Professional life and career coach Kristin Taliaferro believes that starting the day off on your own terms is key to productivity. “If you begin your day checking email, for example, you’re at the mercy of everyone else’s agenda and that can absolutely shape your day and cause you to be unproductive with your goals,” she said.
Instead, she recommended readers engage in enjoyable activities (like walking or reading spiritual texts) and “wait until you feel grounded and clear about your agenda for the day.”
4. They don’t multitask.
Multitasking creates the illusion of productivity. “It’s very easy to multitask and jump from one thing to another without completing anything—that leaves us busy all day but unaccomplished,” Bregman said. He makes it a rule to “finish one thing before going to the next.”
Bregman and other entrepreneurs prefer to work in blocks. He typically begins his workday by writing for several hours. Then, he gives himself 30 minutes to respond to email. (He takes these email breaks throughout the day, which he said works better than responding to email as it comes in.)
Taliaferro, who also believes multitasking is rarely effective, tries to schedule back-to-back phone appointments in the mornings and later focuses on writing projects or responding to email.
Brittni Melhoff, founder of papernstitch.com, a curated exhibition site for artists and makers to showcase their work, and editor of the papernstitch blog, suggested readers try the pomodoro technique. “It will help you manage your time by breaking your day down into 25-minute intervals, so you can focus on just one task at a time,” she said.
5. They batch tasks weekly.
Melhoff schedules “different reoccurring tasks for different parts of the week,” such as writing blog posts on Mondays and marketing and client work on Tuesdays and Wednesdays. “I find it really helps to keep my mind focused on one topic for the day, whenever I can, so that I don’t drive myself crazy with every tiny little thing each day,” she said.

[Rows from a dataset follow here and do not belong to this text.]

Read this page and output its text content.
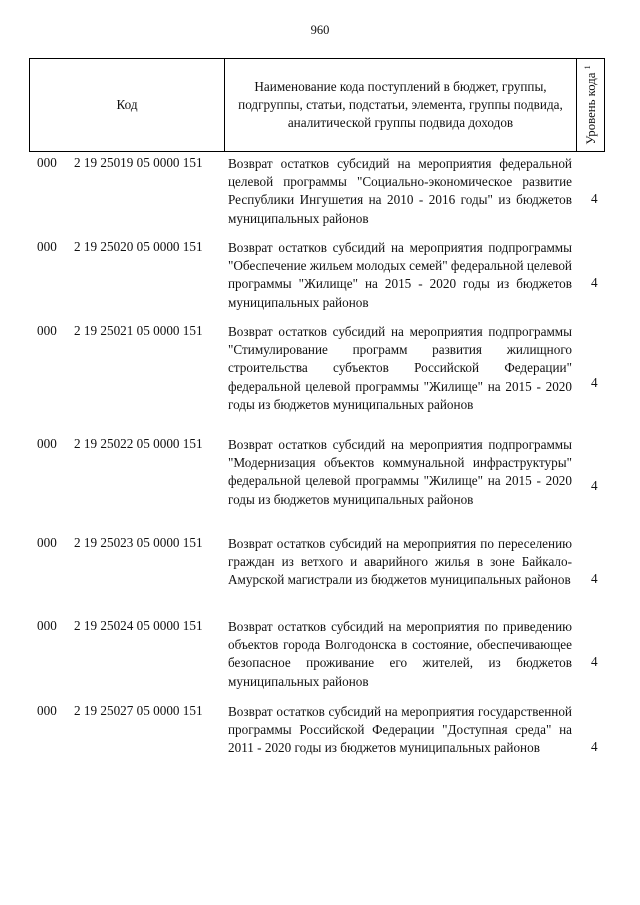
960
Код
Наименование кода поступлений в бюджет, группы, подгруппы, статьи, подстатьи, элемента, группы подвида, аналитической группы подвида доходов	Уровень кода $^1$
000 2 19 25019 05 0000 151 Возврат остатков субсидий на мероприятия федеральной целевой программы "Социально-экономическое развитие Республики Ингушетия на 2010 - 2016 годы" из бюджетов муниципальных районов
4
000 2 19 25020 05 0000 151 Возврат остатков субсидий на мероприятия подпрограммы "Обеспечение жильем молодых семей" федеральной целевой программы "Жилище" на 2015 - 2020 годы из бюджетов муниципальных районов
4
000 2 19 25021 05 0000 151 Возврат остатков субсидий на мероприятия подпрограммы "Стимулирование программ развития жилищного строительства субъектов Российской Федерации" федеральной целевой программы "Жилище" на 2015 - 2020 годы из бюджетов муниципальных районов
4
000 2 19 25022 05 0000 151 Возврат остатков субсидий на мероприятия подпрограммы "Модернизация объектов коммунальной инфраструктуры" федеральной целевой программы "Жилище" на 2015 - 2020 годы из бюджетов муниципальных районов
4
000 2 19 25023 05 0000 151 Возврат остатков субсидий на мероприятия по переселению граждан из ветхого и аварийного жилья в зоне Байкало-Амурской магистрали из бюджетов муниципальных районов 4
000 2 19 25024 05 0000 151 Возврат остатков субсидий на мероприятия по приведению объектов города Волгодонска в состояние, обеспечивающее безопасное проживание его жителей, из бюджетов муниципальных районов
4
000 2 19 25027 05 0000 151 Возврат остатков субсидий на мероприятия государственной программы Российской Федерации "Доступная среда" на 2011 - 2020 годы из бюджетов муниципальных районов	4
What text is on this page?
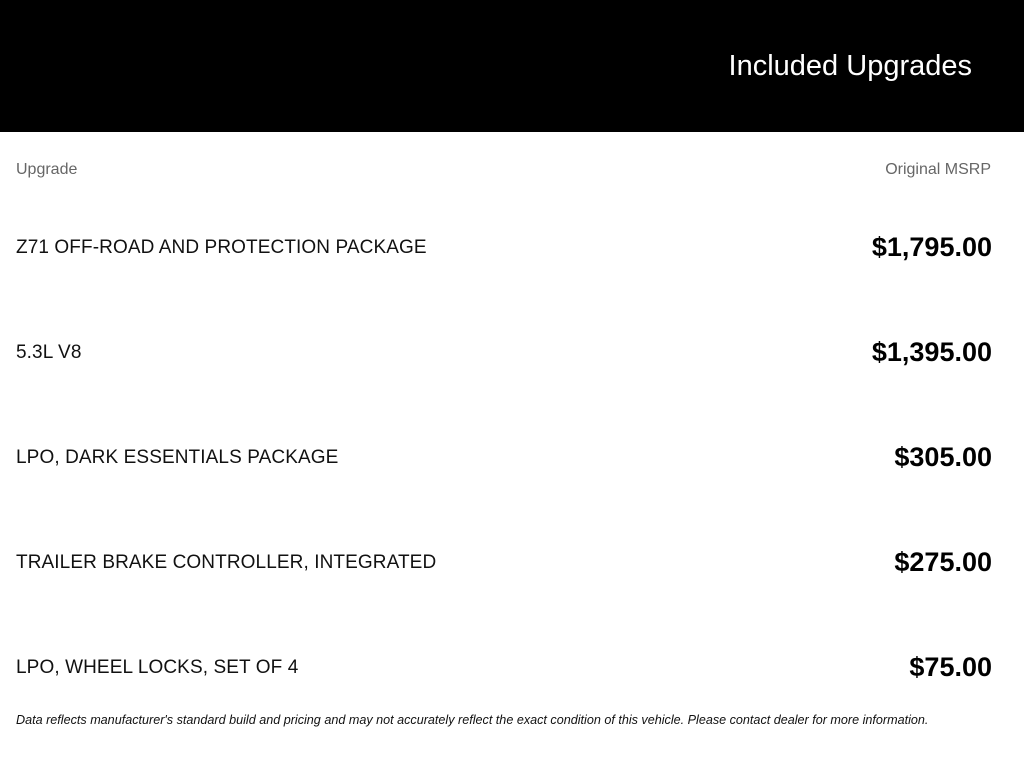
Included Upgrades
Upgrade	Original MSRP
Z71 OFF-ROAD AND PROTECTION PACKAGE	$1,795.00
5.3L V8	$1,395.00
LPO, DARK ESSENTIALS PACKAGE	$305.00
TRAILER BRAKE CONTROLLER, INTEGRATED	$275.00
LPO, WHEEL LOCKS, SET OF 4	$75.00
Data reflects manufacturer's standard build and pricing and may not accurately reflect the exact condition of this vehicle. Please contact dealer for more information.
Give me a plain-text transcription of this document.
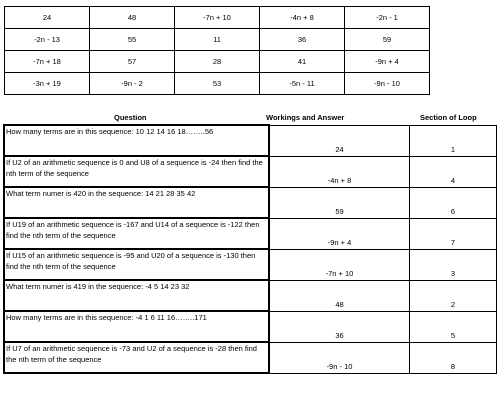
24	48	-7n + 10	-4n + 8	-2n - 1
-2n - 13	55	11	36	59
-7n + 18	57	28	41	-9n + 4
-3n + 19	-9n - 2	53	-5n - 11	-9n - 10
Question	Workings and Answer	Section of Loop
How many terms are in this sequence: 10 12 14 16 18……..56	24	1
If U2 of an arithmetic sequence is 0 and U8 of a sequence is -24 then find the nth term of the sequence	-4n + 8	4
What term numer is 420 in the sequence: 14 21 28 35 42	59	6
If U19 of an arithmetic sequence is -167 and U14 of a sequence is -122 then find the nth term of the sequence	-9n + 4	7
If U15 of an arithmetic sequence is -95 and U20 of a sequence is -130 then find the nth term of the sequence	-7n + 10	3
What term numer is 419 in the sequence: -4 5 14 23 32	48	2
How many terms are in this sequence: -4 1 6 11 16……..171	36	5
If U7 of an arithmetic sequence is -73 and U2 of a sequence is -28 then find the nth term of the sequence	-9n - 10	8
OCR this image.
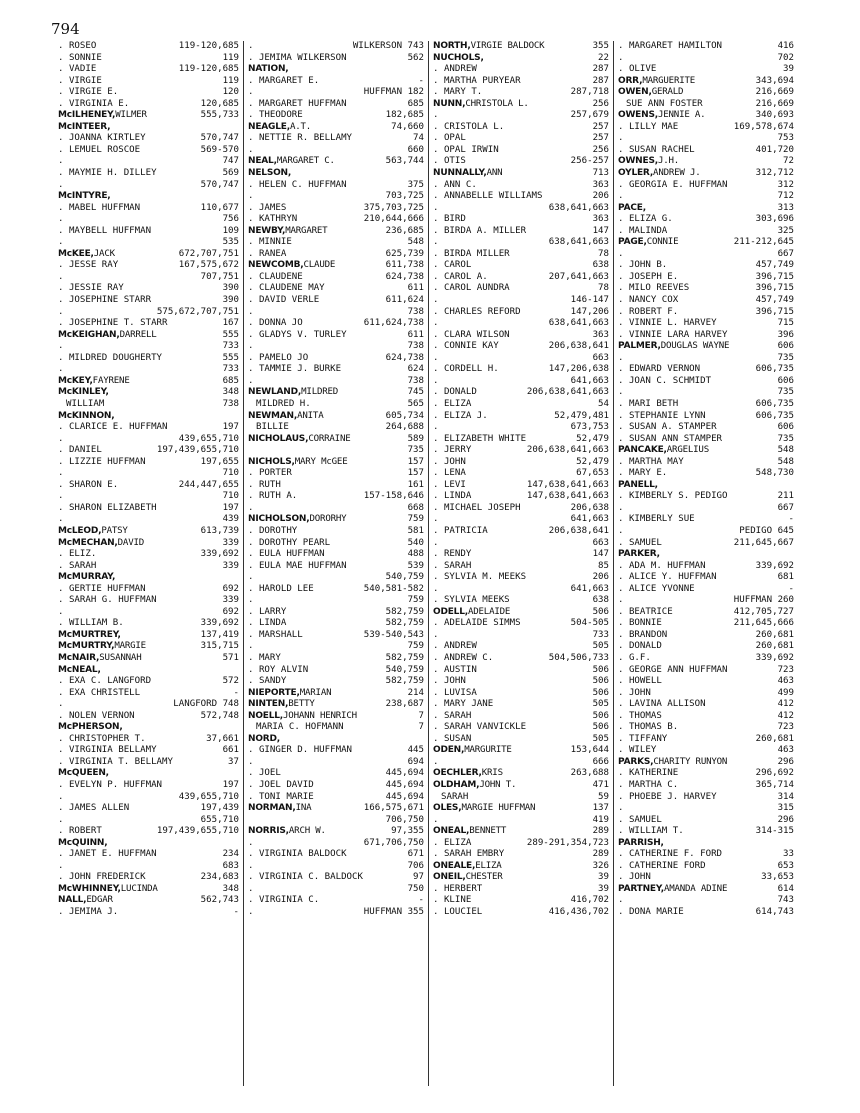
794
. ROSEO	119-120,685
. SONNIE	119
. VADIE	119-120,685
. VIRGIE	119
. VIRGIE E.	120
. VIRGINIA E.	120,685
McILHENEY,WILMER	555,733
McINTEER,
. JOANNA KIRTLEY	570,747
. LEMUEL ROSCOE	569-570
.	747
. MAYMIE H. DILLEY	569
.	570,747
McINTYRE,
. MABEL HUFFMAN	110,677
.	756
. MAYBELL HUFFMAN	109
.	535
McKEE,JACK	672,707,751
. JESSE RAY	167,575,672
.	707,751
. JESSIE RAY	390
. JOSEPHINE STARR	390
.	575,672,707,751
. JOSEPHINE T. STARR	167
McKEIGHAN,DARRELL	555
.	733
. MILDRED DOUGHERTY	555
.	733
McKEY,FAYRENE	685
McKINLEY,	348
WILLIAM	738
McKINNON,
. CLARICE E. HUFFMAN	197
.	439,655,710
. DANIEL	197,439,655,710
. LIZZIE HUFFMAN	197,655
.	710
. SHARON E.	244,447,655
.	710
. SHARON ELIZABETH	197
.	439
McLEOD,PATSY	613,739
McMECHAN,DAVID	339
. ELIZ.	339,692
. SARAH	339
McMURRAY,
. GERTIE HUFFMAN	692
. SARAH G. HUFFMAN	339
.	692
. WILLIAM B.	339,692
McMURTREY,	137,419
McMURTRY,MARGIE	315,715
McNAIR,SUSANNAH	571
McNEAL,
. EXA C. LANGFORD	572
. EXA CHRISTELL	-
.	LANGFORD 748
. NOLEN VERNON	572,748
McPHERSON,
. CHRISTOPHER T.	37,661
. VIRGINIA BELLAMY	661
. VIRGINIA T. BELLAMY	37
McQUEEN,
. EVELYN P. HUFFMAN	197
.	439,655,710
. JAMES ALLEN	197,439
.	655,710
. ROBERT	197,439,655,710
McQUINN,
. JANET E. HUFFMAN	234
.	683
. JOHN FREDERICK	234,683
McWHINNEY,LUCINDA	348
NALL,EDGAR	562,743
. JEMIMA J.	-
.	WILKERSON 743
. JEMIMA WILKERSON	562
NATION,
. MARGARET E.	-
.	HUFFMAN 182
. MARGARET HUFFMAN	685
. THEODORE	182,685
NEAGLE,A.T.	74,660
. NETTIE R. BELLAMY	74
.	660
NEAL,MARGARET C.	563,744
NELSON,
. HELEN C. HUFFMAN	375
.	703,725
. JAMES	375,703,725
. KATHRYN	210,644,666
NEWBY,MARGARET	236,685
. MINNIE	548
. RANEA	625,739
NEWCOMB,CLAUDE	611,738
. CLAUDENE	624,738
. CLAUDENE MAY	611
. DAVID VERLE	611,624
.	738
. DONNA JO	611,624,738
. GLADYS V. TURLEY	611
.	738
. PAMELO JO	624,738
. TAMMIE J. BURKE	624
.	738
NEWLAND,MILDRED	745
MILDRED H.	565
NEWMAN,ANITA	605,734
BILLIE	264,688
NICHOLAUS,CORRAINE	589
735
NICHOLS,MARY McGEE	157
. PORTER	157
. RUTH	161
. RUTH A.	157-158,646
.	668
NICHOLSON,DORORHY	759
. DOROTHY	581
. DOROTHY PEARL	540
. EULA HUFFMAN	488
. EULA MAE HUFFMAN	539
.	540,759
. HAROLD LEE	540,581-582
.	759
. LARRY	582,759
. LINDA	582,759
. MARSHALL	539-540,543
.	759
. MARY	582,759
. ROY ALVIN	540,759
. SANDY	582,759
NIEPORTE,MARIAN	214
NINTEN,BETTY	238,687
NOELL,JOHANN HENRICH	7
MARIA C. HOFMANN	7
NORD,
. GINGER D. HUFFMAN	445
.	694
. JOEL	445,694
. JOEL DAVID	445,694
. TONI MARIE	445,694
NORMAN,INA	166,575,671
706,750
NORRIS,ARCH W.	97,355
.	671,706,750
. VIRGINIA BALDOCK	671
.	706
. VIRGINIA C. BALDOCK	97
.	750
. VIRGINIA C.	-
.	HUFFMAN 355
NORTH,VIRGIE BALDOCK	355
NUCHOLS,	22
. ANDREW	287
. MARTHA PURYEAR	287
. MARY T.	287,718
NUNN,CHRISTOLA L.	256
.	257,679
. CRISTOLA L.	257
. OPAL	257
. OPAL IRWIN	256
. OTIS	256-257
NUNNALLY,ANN	713
. ANN C.	363
. ANNABELLE WILLIAMS	206
.	638,641,663
. BIRD	363
. BIRDA A. MILLER	147
.	638,641,663
. BIRDA MILLER	78
. CAROL	638
. CAROL A.	207,641,663
. CAROL AUNDRA	78
.	146-147
. CHARLES REFORD	147,206
.	638,641,663
. CLARA WILSON	363
. CONNIE KAY	206,638,641
.	663
. CORDELL H.	147,206,638
.	641,663
. DONALD	206,638,641,663
. ELIZA	54
. ELIZA J.	52,479,481
.	673,753
. ELIZABETH WHITE	52,479
. JERRY	206,638,641,663
. JOHN	52,479
. LENA	67,653
. LEVI	147,638,641,663
. LINDA	147,638,641,663
. MICHAEL JOSEPH	206,638
.	641,663
. PATRICIA	206,638,641
.	663
. RENDY	147
. SARAH	85
. SYLVIA M. MEEKS	206
.	641,663
. SYLVIA MEEKS	638
ODELL,ADELAIDE	506
. ADELAIDE SIMMS	504-505
.	733
. ANDREW	505
. ANDREW C.	504,506,733
. AUSTIN	506
. JOHN	506
. LUVISA	506
. MARY JANE	505
. SARAH	506
. SARAH VANVICKLE	506
. SUSAN	505
ODEN,MARGURITE	153,644
.	666
OECHLER,KRIS	263,688
OLDHAM,JOHN T.	471
SARAH	59
OLES,MARGIE HUFFMAN	137
.	419
ONEAL,BENNETT	289
. ELIZA	289-291,354,723
. SARAH EMBRY	289
ONEALE,ELIZA	326
ONEIL,CHESTER	39
. HERBERT	39
. KLINE	416,702
. LOUCIEL	416,436,702
. MARGARET HAMILTON	416
.	702
. OLIVE	39
ORR,MARGUERITE	343,694
OWEN,GERALD	216,669
SUE ANN FOSTER	216,669
OWENS,JENNIE A.	340,693
. LILLY MAE	169,578,674
.	753
. SUSAN RACHEL	401,720
OWNES,J.H.	72
OYLER,ANDREW J.	312,712
. GEORGIA E. HUFFMAN	312
.	712
PACE,	313
. ELIZA G.	303,696
. MALINDA	325
PAGE,CONNIE	211-212,645
.	667
. JOHN B.	457,749
. JOSEPH E.	396,715
. MILO REEVES	396,715
. NANCY COX	457,749
. ROBERT F.	396,715
. VINNIE L. HARVEY	715
. VINNIE LARA HARVEY	396
PALMER,DOUGLAS WAYNE	606
.	735
. EDWARD VERNON	606,735
. JOAN C. SCHMIDT	606
.	735
. MARI BETH	606,735
. STEPHANIE LYNN	606,735
. SUSAN A. STAMPER	606
. SUSAN ANN STAMPER	735
PANCAKE,ARGELIUS	548
. MARTHA MAY	548
. MARY E.	548,730
PANELL,
. KIMBERLY S. PEDIGO	211
.	667
. KIMBERLY SUE	-
.	PEDIGO 645
. SAMUEL	211,645,667
PARKER,
. ADA M. HUFFMAN	339,692
. ALICE Y. HUFFMAN	681
. ALICE YVONNE	-
.	HUFFMAN 260
. BEATRICE	412,705,727
. BONNIE	211,645,666
. BRANDON	260,681
. DONALD	260,681
. G.F.	339,692
. GEORGE ANN HUFFMAN	723
. HOWELL	463
. JOHN	499
. LAVINA ALLISON	412
. THOMAS	412
. THOMAS B.	723
. TIFFANY	260,681
. WILEY	463
PARKS,CHARITY RUNYON	296
. KATHERINE	296,692
. MARTHA C.	365,714
. PHOEBE J. HARVEY	314
.	315
. SAMUEL	296
. WILLIAM T.	314-315
PARRISH,
. CATHERINE F. FORD	33
. CATHERINE FORD	653
. JOHN	33,653
PARTNEY,AMANDA ADINE	614
.	743
. DONA MARIE	614,743
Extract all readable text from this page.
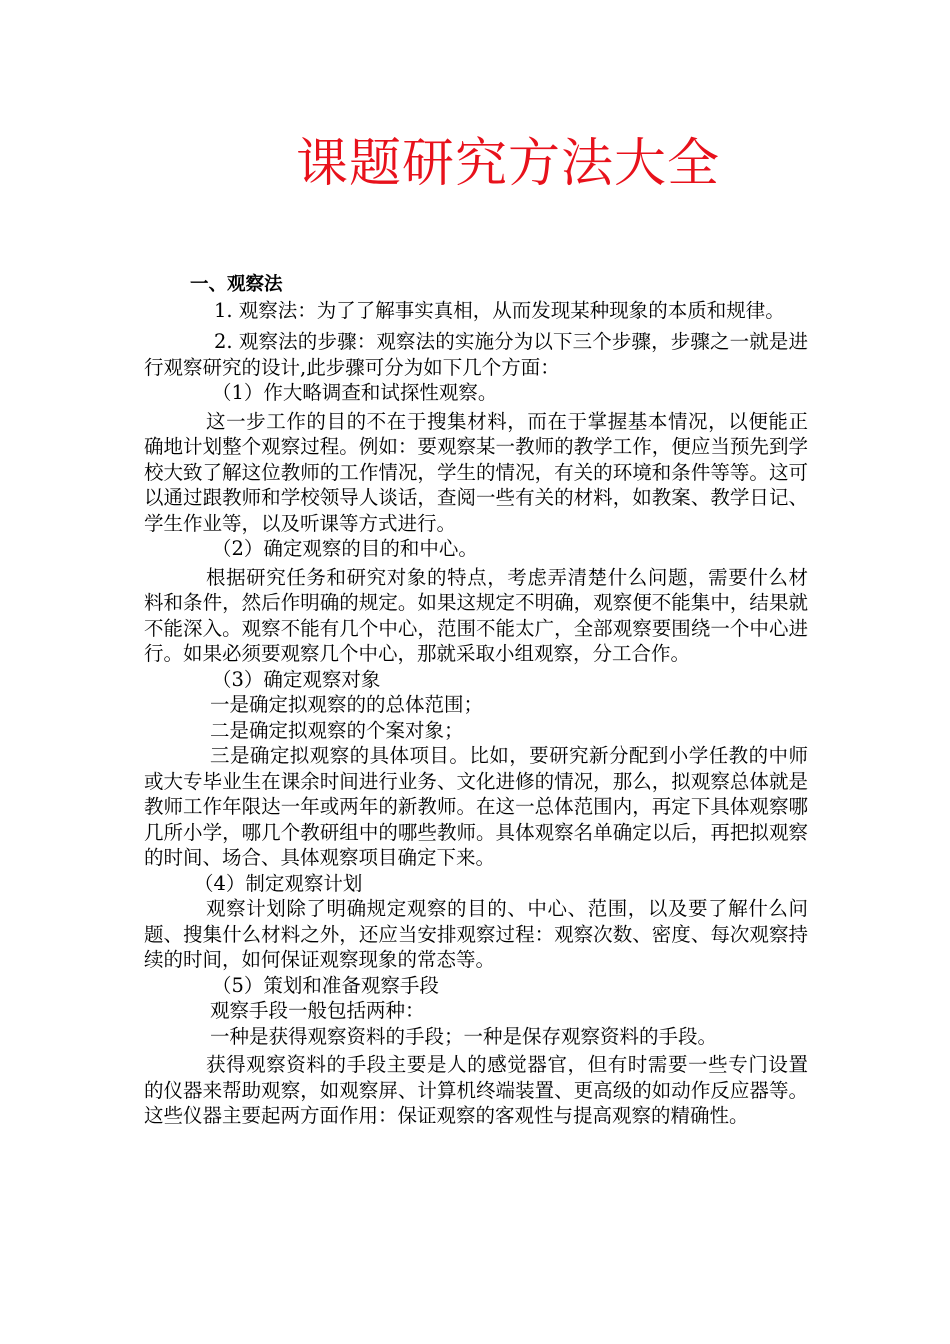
课题研究方法大全

一、观察法

1. 观察法：为了了解事实真相，从而发现某种现象的本质和规律。

2. 观察法的步骤：观察法的实施分为以下三个步骤，步骤之一就是进行观察研究的设计,此步骤可分为如下几个方面：

（1）作大略调查和试探性观察。

这一步工作的目的不在于搜集材料，而在于掌握基本情况，以便能正确地计划整个观察过程。例如：要观察某一教师的教学工作，便应当预先到学校大致了解这位教师的工作情况，学生的情况，有关的环境和条件等等。这可以通过跟教师和学校领导人谈话，查阅一些有关的材料，如教案、教学日记、学生作业等，以及听课等方式进行。

（2）确定观察的目的和中心。

根据研究任务和研究对象的特点，考虑弄清楚什么问题，需要什么材料和条件，然后作明确的规定。如果这规定不明确，观察便不能集中，结果就不能深入。观察不能有几个中心，范围不能太广，全部观察要围绕一个中心进行。如果必须要观察几个中心，那就采取小组观察，分工合作。

（3）确定观察对象

一是确定拟观察的的总体范围；

二是确定拟观察的个案对象；

三是确定拟观察的具体项目。比如，要研究新分配到小学任教的中师或大专毕业生在课余时间进行业务、文化进修的情况，那么，拟观察总体就是教师工作年限达一年或两年的新教师。在这一总体范围内，再定下具体观察哪几所小学，哪几个教研组中的哪些教师。具体观察名单确定以后，再把拟观察的时间、场合、具体观察项目确定下来。

（4）制定观察计划

观察计划除了明确规定观察的目的、中心、范围，以及要了解什么问题、搜集什么材料之外，还应当安排观察过程：观察次数、密度、每次观察持续的时间，如何保证观察现象的常态等。

（5）策划和准备观察手段

观察手段一般包括两种：

一种是获得观察资料的手段；一种是保存观察资料的手段。

获得观察资料的手段主要是人的感觉器官，但有时需要一些专门设置的仪器来帮助观察，如观察屏、计算机终端装置、更高级的如动作反应器等。这些仪器主要起两方面作用：保证观察的客观性与提高观察的精确性。
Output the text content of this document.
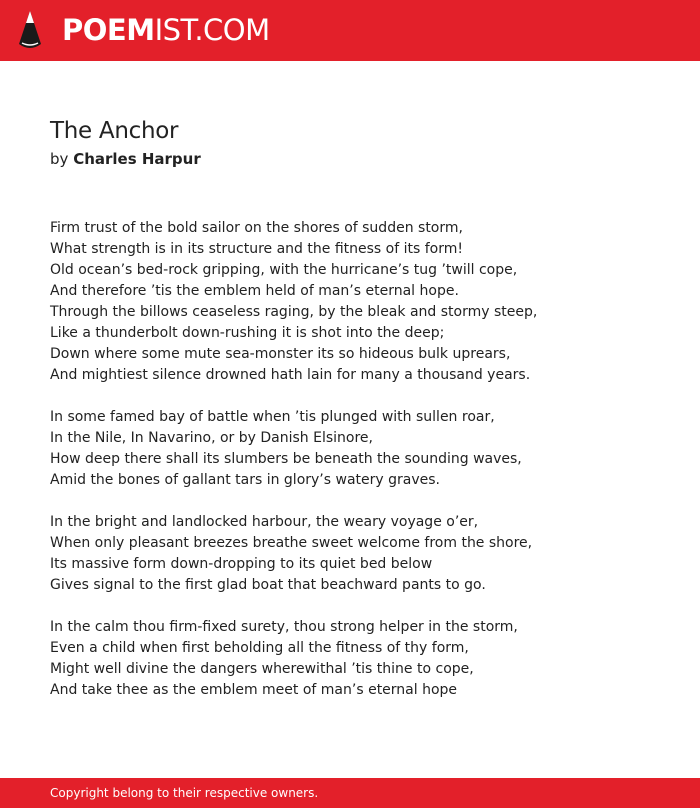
POEMIST.COM
The Anchor
by Charles Harpur
Firm trust of the bold sailor on the shores of sudden storm,
What strength is in its structure and the fitness of its form!
Old ocean’s bed-rock gripping, with the hurricane’s tug ’twill cope,
And therefore ’tis the emblem held of man’s eternal hope.
Through the billows ceaseless raging, by the bleak and stormy steep,
Like a thunderbolt down-rushing it is shot into the deep;
Down where some mute sea-monster its so hideous bulk uprears,
And mightiest silence drowned hath lain for many a thousand years.
In some famed bay of battle when ’tis plunged with sullen roar,
In the Nile, In Navarino, or by Danish Elsinore,
How deep there shall its slumbers be beneath the sounding waves,
Amid the bones of gallant tars in glory’s watery graves.
In the bright and landlocked harbour, the weary voyage o’er,
When only pleasant breezes breathe sweet welcome from the shore,
Its massive form down-dropping to its quiet bed below
Gives signal to the first glad boat that beachward pants to go.
In the calm thou firm-fixed surety, thou strong helper in the storm,
Even a child when first beholding all the fitness of thy form,
Might well divine the dangers wherewithal ’tis thine to cope,
And take thee as the emblem meet of man’s eternal hope
Copyright belong to their respective owners.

Similarly, Taliaferro sometimes “set[s] aside an entire day [to wrap up] ‘loose ends’” for her business.
6. They keep their energy up.
Taliaferro always takes at least one break “in the middle of the day to refresh my mind.” As she explained, “Productivity has a lot to do with how you feel. If you remain energized, you can work smarter and get more done.”
She also makes sure to eat healthfully, exercise, get enough sleep and engage in other self-care activities. “This helps me feel strong and centered when I’m actually working,” she said.